Selon le professeur David Williams, spécialiste de la Birmanie et directeur exécutif du Center for Constitutional Democracy de l'Université de l'Indiana, le coup de barre soudain de la Birmanie vers la libéralisation pourrait être intimement lié à la décision du gouvernement de commencer à se tourner vers l'Occident plutôt que de dépendre d'un régime chinois de plus en plus intrusif.

Loin d'être un pion dans la lutte pour l'hégémonie entre Pékin et Washington, M. Williams affirme que la Birmanie a pris conscience de son importance stratégique et des options qui s'offrent à elle.

«La Birmanie apprend le jeu de la géopolitique», indique-t-il.

Pendant longtemps la Birmanie n’était pas une importante préoccupation pour les États-Unis. Trop distante et trop près de la Chine, elle ne dispose pas des ressources naturelles qui pourraient en faire un intérêt stratégique. Ne montrant aucun signe de fléchissement, le régime de terreur de la junte militaire était un partenaire difficile.

C'est plutôt la Chine qui a été le partenaire principal du régime birman, lui qui est demeuré relativement isolé. Ce partenariat a profité à la Chine – notamment avec la construction d'un immense projet d'oléoduc et de gazoduc et d'autres projets, particulièrement dans le nord du pays – et à la junte, en échange d’armement.

    

Lorsque Kurt Campbell est devenu le secrétaire adjoint pour l'Asie de l'Est et le Pacifique, un premier indice de changement est apparu lorsque le régime militaire, appelé le Conseil d'État pour la paix et le développement (CEPD), a indiqué à Washington qu'il désirait améliorer les relations.

M. Campbell a fait le voyage en novembre 2009 et, en apparence, la rencontre n'a pas porté fruit.
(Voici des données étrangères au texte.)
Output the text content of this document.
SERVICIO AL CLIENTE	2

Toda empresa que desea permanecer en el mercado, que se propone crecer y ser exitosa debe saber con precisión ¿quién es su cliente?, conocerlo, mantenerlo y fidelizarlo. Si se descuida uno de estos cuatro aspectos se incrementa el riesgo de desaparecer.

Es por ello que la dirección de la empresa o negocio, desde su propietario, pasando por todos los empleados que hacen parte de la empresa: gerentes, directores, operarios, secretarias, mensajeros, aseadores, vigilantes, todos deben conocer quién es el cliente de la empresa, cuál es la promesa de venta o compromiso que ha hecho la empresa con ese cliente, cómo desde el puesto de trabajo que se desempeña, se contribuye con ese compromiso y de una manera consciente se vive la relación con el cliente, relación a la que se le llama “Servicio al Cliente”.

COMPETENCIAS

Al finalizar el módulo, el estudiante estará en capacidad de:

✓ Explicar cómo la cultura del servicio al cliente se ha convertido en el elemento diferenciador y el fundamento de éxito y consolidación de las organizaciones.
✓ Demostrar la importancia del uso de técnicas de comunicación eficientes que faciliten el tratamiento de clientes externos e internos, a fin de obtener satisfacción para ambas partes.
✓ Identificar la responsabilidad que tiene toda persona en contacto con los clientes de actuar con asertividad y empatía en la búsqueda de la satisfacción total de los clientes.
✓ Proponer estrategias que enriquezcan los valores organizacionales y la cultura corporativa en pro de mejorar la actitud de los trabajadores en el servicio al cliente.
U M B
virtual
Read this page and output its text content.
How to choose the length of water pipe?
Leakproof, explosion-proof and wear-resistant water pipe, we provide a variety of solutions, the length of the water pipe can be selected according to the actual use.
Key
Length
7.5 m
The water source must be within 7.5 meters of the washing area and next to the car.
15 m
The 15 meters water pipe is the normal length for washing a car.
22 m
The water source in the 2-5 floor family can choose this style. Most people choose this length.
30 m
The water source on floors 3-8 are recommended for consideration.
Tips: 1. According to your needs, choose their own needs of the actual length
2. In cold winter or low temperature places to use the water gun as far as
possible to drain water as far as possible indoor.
La junte n'a montré aucun intérêt pour les réformes démocratiques ou les négociations, et M. Campbell est retourné bredouille et déçu. Un an plus tard, des changements ont commencé à se manifester.

En novembre 2010, le pays a tenu ses premières élections depuis vingt ans. Pour les généraux aux commandes, c'était l'avènement de la transition démocratique. Pour les détracteurs du régime, il s'agissait d'une parodie destinée à solidifier l'emprise des militaires derrière une façade civile. À la surprise de nombreux observateurs, le gouvernement civil a démontré son potentiel de vecteur de changement.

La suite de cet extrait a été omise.